The legal action brought by law firm Leigh Day on behalf of the Campaign Against Arms Trade (CAAT) is due to be heard over three days.
It follows serious allegations and compelling evidence that there is a clear risk Saudi forces might use the equipment to violate international humanitarian law (IHL) in their ongoing bombardment of Yemen.
According to CAAT over 10, 000 people have been killed in a campaign that has created a humanitarian catastrophe; destroying vital infrastructure and leaving 80% of the population in need of aid. Despite this, the UK has continued to arm the Saudi regime, with over £3.3billion worth of arms having been licensed since the bombing began last March.

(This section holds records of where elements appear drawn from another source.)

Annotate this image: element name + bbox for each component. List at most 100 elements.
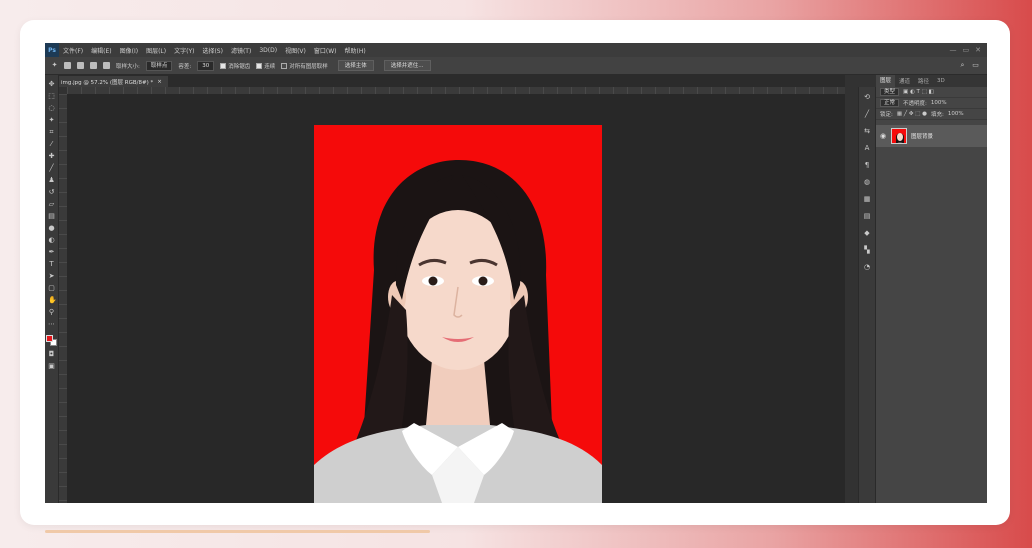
blend-mode-select[interactable]: 正常 [880, 99, 900, 107]
sample-all-checkbox[interactable]: 对所有图层取样 [281, 62, 328, 70]
fill-label: 填充: [930, 112, 944, 118]
type-icon[interactable]: T [48, 261, 55, 268]
eyedropper-icon[interactable]: ⁄ [48, 141, 55, 148]
document-tab[interactable]: img.jpg @ 57.2% (图层 RGB/8#) * × [55, 76, 168, 87]
stamp-icon[interactable]: ♟ [48, 177, 55, 184]
menu-bar: Ps 文件(F) 编辑(E) 图像(I) 图层(L) 文字(Y) 选择(S) 滤… [45, 43, 987, 57]
workspace-icon[interactable]: ▭ [972, 62, 979, 69]
layers-icon[interactable]: ◆ [863, 229, 871, 237]
shape-icon[interactable]: ▢ [48, 285, 55, 292]
color-swatches[interactable] [46, 335, 57, 346]
menu-type[interactable]: 文字(Y) [170, 46, 198, 55]
canvas-area[interactable] [67, 94, 845, 503]
crop-icon[interactable]: ⌗ [48, 129, 55, 136]
menu-edit[interactable]: 编辑(E) [87, 46, 115, 55]
eraser-icon[interactable]: ▱ [48, 201, 55, 208]
tab-channels[interactable]: 通道 [895, 77, 914, 85]
sample-size-select[interactable]: 取样点 [145, 60, 173, 71]
document-tab-row: img.jpg @ 57.2% (图层 RGB/8#) * × [55, 75, 845, 87]
menu-select[interactable]: 选择(S) [198, 46, 227, 55]
menu-view[interactable]: 视图(V) [281, 46, 310, 55]
move-icon[interactable]: ✥ [48, 81, 55, 88]
dodge-icon[interactable]: ◐ [48, 237, 55, 244]
layer-thumbnail [891, 128, 907, 144]
tab-layers[interactable]: 图层 [876, 75, 896, 87]
brush-settings-icon[interactable]: ╱ [863, 110, 871, 118]
layer-item[interactable]: ◉ 图层背景 [876, 125, 987, 147]
menu-layer[interactable]: 图层(L) [142, 46, 170, 55]
layer-name[interactable]: 图层背景 [911, 132, 933, 140]
marquee-icon[interactable]: ⬚ [48, 93, 55, 100]
tolerance-input[interactable]: 30 [197, 60, 215, 71]
color-icon[interactable]: ◍ [863, 178, 871, 186]
app-logo: Ps [45, 43, 59, 57]
layer-kind-select[interactable]: 类型 [880, 88, 900, 96]
close-icon[interactable]: ✕ [975, 46, 981, 54]
zoom-icon[interactable]: ⚲ [48, 309, 55, 316]
healing-icon[interactable]: ✚ [48, 153, 55, 160]
channels-icon[interactable]: ▚ [863, 246, 871, 254]
blend-row: 正常 不透明度: 100% [876, 98, 987, 109]
portrait-image [314, 160, 602, 503]
libraries-icon[interactable]: ▤ [863, 212, 871, 220]
menu-window[interactable]: 窗口(W) [310, 46, 341, 55]
magic-wand-icon[interactable]: ✦ [48, 117, 55, 124]
blur-icon[interactable]: ● [48, 225, 55, 232]
pen-icon[interactable]: ✒ [48, 249, 55, 256]
ruler-vertical[interactable] [59, 94, 67, 503]
gradient-icon[interactable]: ▤ [48, 213, 55, 220]
sample-size-label: 取样大小: [116, 63, 140, 70]
layers-panel: 图层 通道 路径 3D 类型 ▣ ◐ T ⬚ ◧ 正常 不透明度: 100% 锁… [876, 75, 987, 503]
select-subject-button[interactable]: 选择主体 [337, 60, 374, 71]
fill-value[interactable]: 100% [948, 111, 964, 117]
sample-all-label: 对所有图层取样 [289, 63, 328, 70]
lasso-icon[interactable]: ◌ [48, 105, 55, 112]
magic-wand-icon[interactable]: ✦ [51, 62, 58, 69]
tab-paths[interactable]: 路径 [914, 77, 933, 85]
screen-mode-icon[interactable]: ▣ [48, 363, 55, 370]
swatches-icon[interactable]: ▦ [863, 195, 871, 203]
contiguous-checkbox[interactable]: 连续 [256, 62, 275, 70]
lock-row: 锁定: ▦ ╱ ✥ ⬚ ● 填充: 100% [876, 109, 987, 120]
new-selection-icon[interactable] [64, 62, 71, 69]
quick-mask-icon[interactable]: ◘ [48, 351, 55, 358]
history-brush-icon[interactable]: ↺ [48, 189, 55, 196]
paragraph-icon[interactable]: ¶ [863, 161, 871, 169]
menu-help[interactable]: 帮助(H) [341, 46, 370, 55]
more-tools-icon[interactable]: ⋯ [48, 321, 55, 328]
ruler-horizontal[interactable] [67, 87, 845, 94]
menu-file[interactable]: 文件(F) [59, 46, 87, 55]
document-tab-label: img.jpg @ 57.2% (图层 RGB/8#) * [61, 79, 154, 86]
adjust-icon[interactable]: ⇆ [863, 127, 871, 135]
path-select-icon[interactable]: ➤ [48, 273, 55, 280]
intersect-selection-icon[interactable] [103, 62, 110, 69]
tab-3d[interactable]: 3D [933, 78, 949, 84]
search-icon[interactable]: ⌕ [959, 62, 966, 69]
minimize-icon[interactable]: — [950, 46, 957, 54]
lock-label: 锁定: [880, 112, 893, 118]
character-icon[interactable]: A [863, 144, 871, 152]
brush-icon[interactable]: ╱ [48, 165, 55, 172]
lock-icons[interactable]: ▦ ╱ ✥ ⬚ ● [897, 111, 927, 117]
document-tab-close[interactable]: × [157, 79, 162, 85]
hand-icon[interactable]: ✋ [48, 297, 57, 304]
antialias-label: 消除锯齿 [228, 63, 251, 70]
filter-icons[interactable]: ▣ ◐ T ⬚ ◧ [903, 89, 934, 95]
id-photo[interactable] [314, 125, 602, 503]
tools-panel: ✥ ⬚ ◌ ✦ ⌗ ⁄ ✚ ╱ ♟ ↺ ▱ ▤ ● ◐ ✒ T ➤ ▢ ✋ ⚲ … [45, 75, 59, 503]
antialias-checkbox[interactable]: 消除锯齿 [220, 62, 250, 70]
paths-icon[interactable]: ◔ [863, 263, 871, 271]
opacity-label: 不透明度: [903, 101, 927, 107]
foreground-color-swatch[interactable] [46, 335, 53, 342]
decorative-underline [45, 530, 430, 533]
menu-image[interactable]: 图像(I) [116, 46, 142, 55]
history-icon[interactable]: ⟲ [863, 93, 871, 101]
maximize-icon[interactable]: ▭ [963, 46, 970, 54]
opacity-value[interactable]: 100% [931, 100, 947, 106]
visibility-eye-icon[interactable]: ◉ [880, 132, 887, 140]
menu-3d[interactable]: 3D(D) [255, 47, 281, 54]
menu-filter[interactable]: 滤镜(T) [227, 46, 255, 55]
select-and-mask-button[interactable]: 选择并遮住... [383, 60, 431, 71]
subtract-selection-icon[interactable] [90, 62, 97, 69]
add-selection-icon[interactable] [77, 62, 84, 69]
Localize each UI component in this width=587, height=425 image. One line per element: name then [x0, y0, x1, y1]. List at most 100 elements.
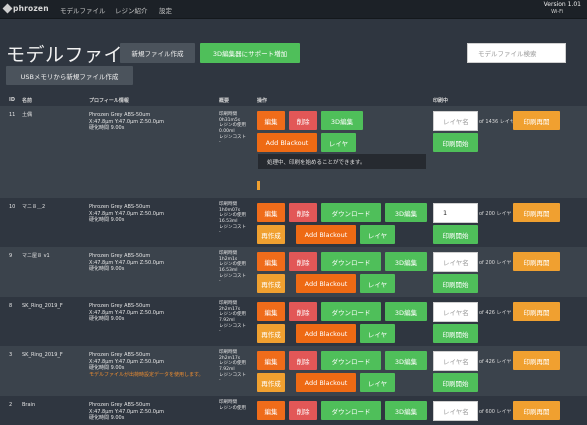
profile-cure-time: 硬化時間 9.00s — [89, 217, 125, 223]
reprint-button[interactable]: 印刷再開 — [513, 351, 560, 370]
nav-model-files[interactable]: モデルファイル — [60, 5, 106, 15]
add-blackout-button[interactable]: Add Blackout — [296, 373, 356, 392]
layer-input[interactable]: レイヤ名 — [433, 111, 478, 131]
row-id: 2 — [9, 402, 13, 408]
edit-button[interactable]: 編集 — [257, 111, 285, 130]
start-print-button[interactable]: 印刷開始 — [433, 133, 478, 152]
processing-progress-bar — [257, 181, 260, 190]
layer-total: of 1436 レイヤ — [479, 119, 515, 125]
edit-3d-button[interactable]: 3D編集 — [385, 302, 427, 321]
nav-resin-intro[interactable]: レジン紹介 — [115, 5, 148, 15]
layer-button[interactable]: レイヤ — [321, 133, 356, 152]
app-root: phrozen モデルファイル レジン紹介 設定 Wi-Fi Version 1… — [0, 0, 587, 425]
row-summary: 印刷時間 2h2m17s レジンの使用 7.92ml レジンコスト - — [219, 301, 257, 335]
resin-use-label: レジンの使用 — [219, 405, 246, 411]
row-id: 10 — [9, 204, 16, 210]
add-support-button[interactable]: 3D編集器にサポート増加 — [200, 43, 300, 63]
column-header-actions: 操作 — [257, 98, 268, 104]
download-button[interactable]: ダウンロード — [321, 203, 381, 222]
reprint-button[interactable]: 印刷再開 — [513, 203, 560, 222]
row-id: 3 — [9, 352, 13, 358]
layer-button[interactable]: レイヤ — [360, 225, 395, 244]
layer-input[interactable]: レイヤ名 — [433, 401, 478, 421]
start-print-button[interactable]: 印刷開始 — [433, 373, 478, 392]
processing-message: 処理中、印刷を始めることができます。 — [258, 154, 426, 169]
edit-3d-button[interactable]: 3D編集 — [321, 111, 363, 130]
download-button[interactable]: ダウンロード — [321, 252, 381, 271]
layer-total: of 200 レイヤ — [479, 260, 512, 266]
add-blackout-button[interactable]: Add Blackout — [257, 133, 317, 152]
download-button[interactable]: ダウンロード — [321, 401, 381, 420]
edit-3d-button[interactable]: 3D編集 — [385, 351, 427, 370]
phrozen-logo[interactable]: phrozen — [2, 3, 49, 14]
recreate-button[interactable]: 再作成 — [257, 324, 285, 343]
delete-button[interactable]: 削除 — [289, 203, 317, 222]
model-search-input[interactable]: モデルファイル検索 — [467, 43, 566, 63]
add-blackout-button[interactable]: Add Blackout — [296, 274, 356, 293]
layer-input[interactable]: レイヤ名 — [433, 302, 478, 322]
layer-button[interactable]: レイヤ — [360, 274, 395, 293]
row-profile: Phrozen Grey ABS-50um X:47.8μm Y:47.0μm … — [89, 352, 219, 378]
layer-button[interactable]: レイヤ — [360, 324, 395, 343]
table-row: 10 マニ８＿2 Phrozen Grey ABS-50um X:47.8μm … — [0, 198, 587, 247]
recreate-button[interactable]: 再作成 — [257, 274, 285, 293]
top-navigation-bar: phrozen モデルファイル レジン紹介 設定 Wi-Fi Version 1… — [0, 0, 587, 19]
edit-button[interactable]: 編集 — [257, 203, 285, 222]
row-profile: Phrozen Grey ABS-50um X:47.8μm Y:47.0μm … — [89, 204, 219, 224]
reprint-button[interactable]: 印刷再開 — [513, 252, 560, 271]
layer-input[interactable]: レイヤ名 — [433, 351, 478, 371]
logo-diamond-icon — [2, 3, 13, 14]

Andrew Smith of Campaign Against Arms Trade said:
“For almost two years now, the UK has been complicit in the destruction of Yemen. UK fighter jets and bombs have played a central role in the bombardment, and UK political support has helped to underpin and legitimise it.
“We are always being told that the UK stands for free speech and democracy, yet it has sold billions of pounds worth of arms to one of the most brutal and repressive regimes in the world to use against one of the poorest countries in the region.”
Rosa Curling from law firm Leigh Day who is representing CAAT, said:
“We believe that the decision taken by the Secretary of State to continue to grant new licences for the sale of arms to the Kingdom of Saudi Arabia, is unlawful.
“There is increasingly evidence being unearthed that the Saudi led coalition has committed serious breaches of international humanitarian law in Yemen."